Фельдмаршал Манштейн. Военные кампании и суд над ним. 1939—1945 - страница 40
Возражения обвинения выглядели довольно слабыми. Без особого энтузиазма приводился тот аргумент, что срок освобождения фон Манштейна уже истек и теперь он не является военнопленным. Простым ответом на это было то, что дата освобождения установлена содержащей его в плену страной, которая, в соответствии с международным правом, не может в каком-либо виде совершать действия, ущемляющие права военнопленного. Во всяком случае, обвинение не слишком настаивало на этом аргументе, поскольку не подлежало сомнению, что все – фельдмаршал Кессельринг и многие другие, судившиеся на основе Королевского предписания, – считались военнопленными. Обвинение в основном опиралось на американские прецеденты, причем не могло совершенно ничего возразить на приведенные мной доводы того, почему постановления американского суда явно лишены доказательности в случае английского законодательства. В конце концов обвинение выдвинуло совершенно ошеломляющий аргумент – военные преступления настолько серьезны, что могут быть доказаны при помощи свидетельств, которые оказались бы недостаточными в случае меньшего преступления. Из чего, видимо, должно следовать, что свидетельство, которое могло бы привести к вынесению приговора за убийство, может оказаться недостаточным для обвинения в езде на велосипеде без включенной фары.
Каким бы слабым ни представлялось возражение обвинения, я прекрасно понимал, что для поддержки моего заявления требуется суд с более широкими юридическими полномочиям, ибо поддержать мое заявление – все равно что превратить в пародию все суды, проведенные со времени окончания войны. Такой суд мог бы обнаружить, что на самом деле люди, казненные по приговору военных судов, лишены жизни в нарушение закона. Таким образом, я как бы поставил такой вопрос лично перед каждым членом суда: «Уживается ли с вашей воинской честью отрицание для своего противника правосудия в той форме, которую вы потребовали бы для себя?»
Не знаю, как ответили бы офицеры, члены суда, на этот вопрос перед собственной совестью.
Пока суд рассматривал мое заявление, я подслушал, как несколько репортеров обсуждали его. Их явно впечатлила сила аргументов защиты, и они приняли решение позвонить своим редакторам, дабы выяснить, под каким углом те оценивают происходящее.

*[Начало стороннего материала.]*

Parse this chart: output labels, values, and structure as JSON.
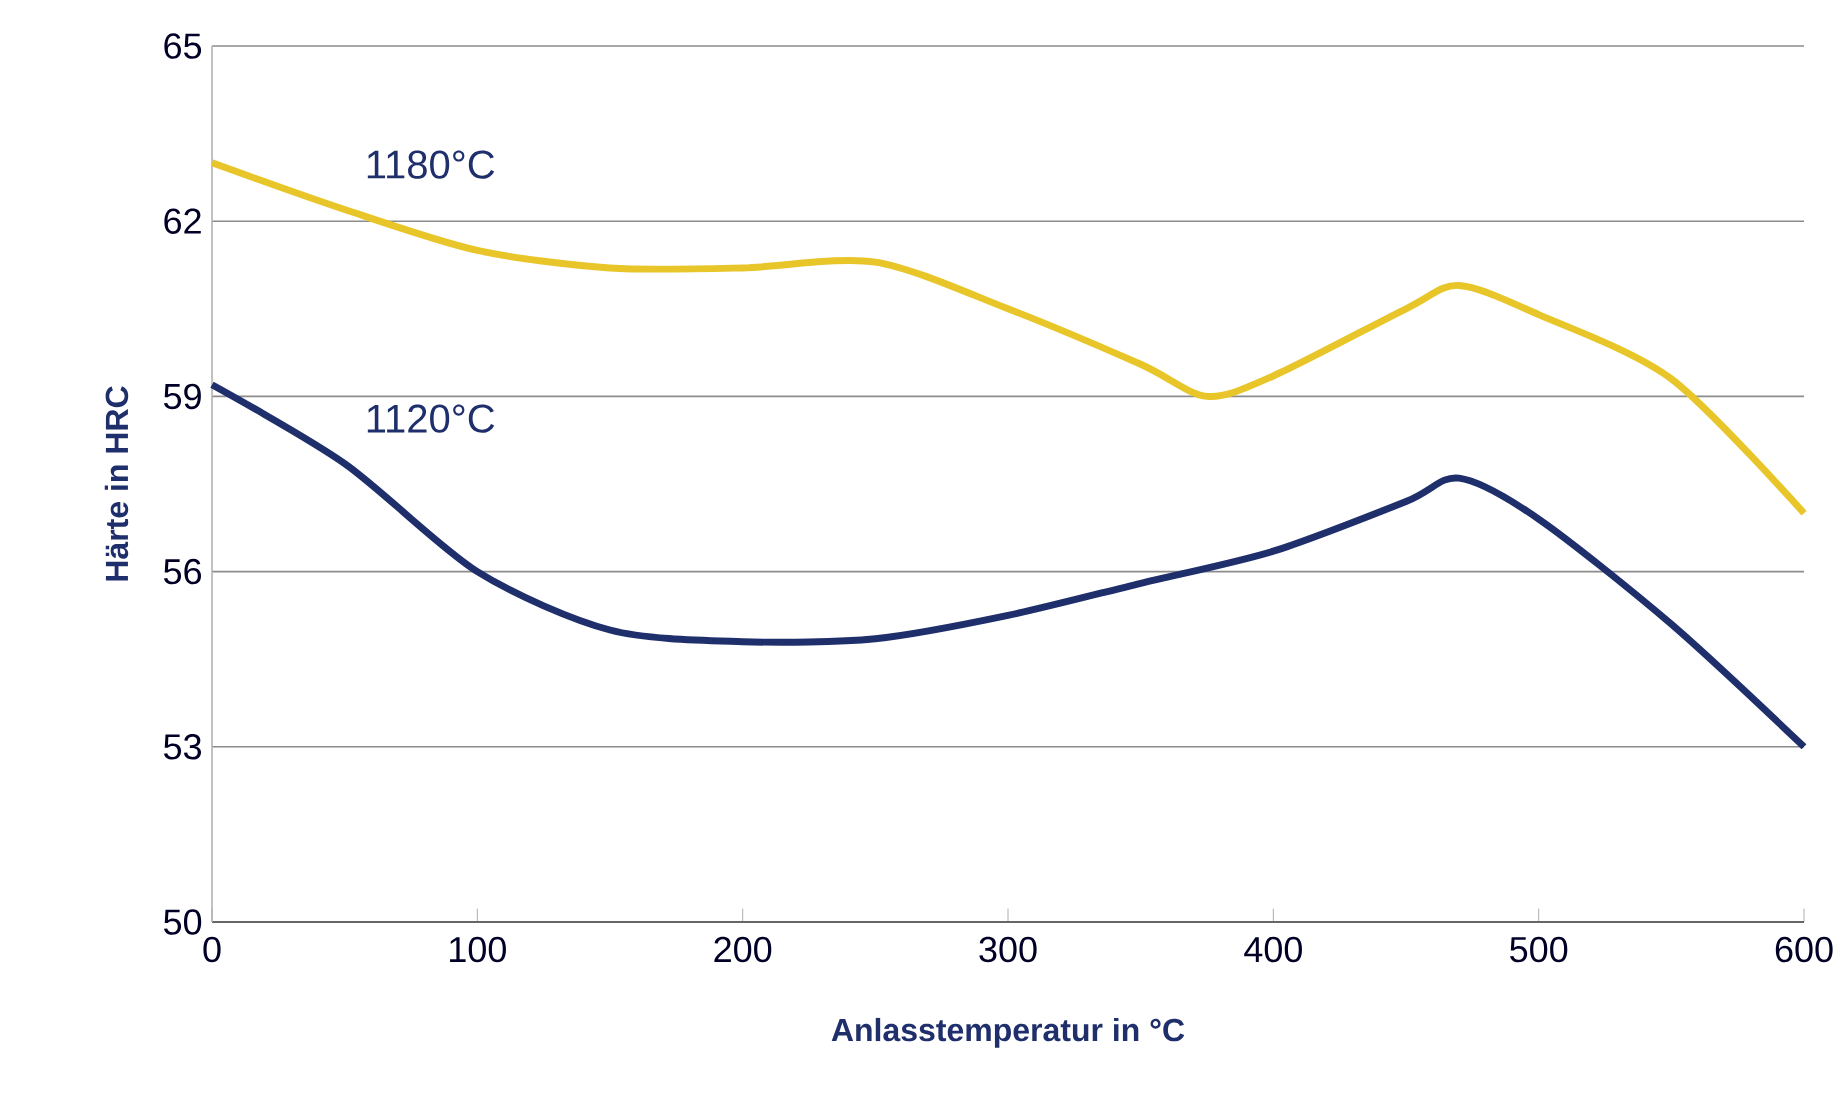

Когда они все бросились к телефонам, репортер одного известного издания заметил: «Порой мне хочется, чтобы я служил в «Таймс» и должен был передавать только то, что происходит». Газеты освещали процесс фон Манштейна из рук вон плохо. За исключением «Таймс» и «Дейли телеграф», они даже не пытались излагать события, а просто печатали всякие сомнительные истории, в которых факты искажались в угоду «углу зрения» газеты. А поскольку военный трибунал не являлся настоящим судом, их не сдерживал страх быть привлеченными к ответственности за неуважение к суду.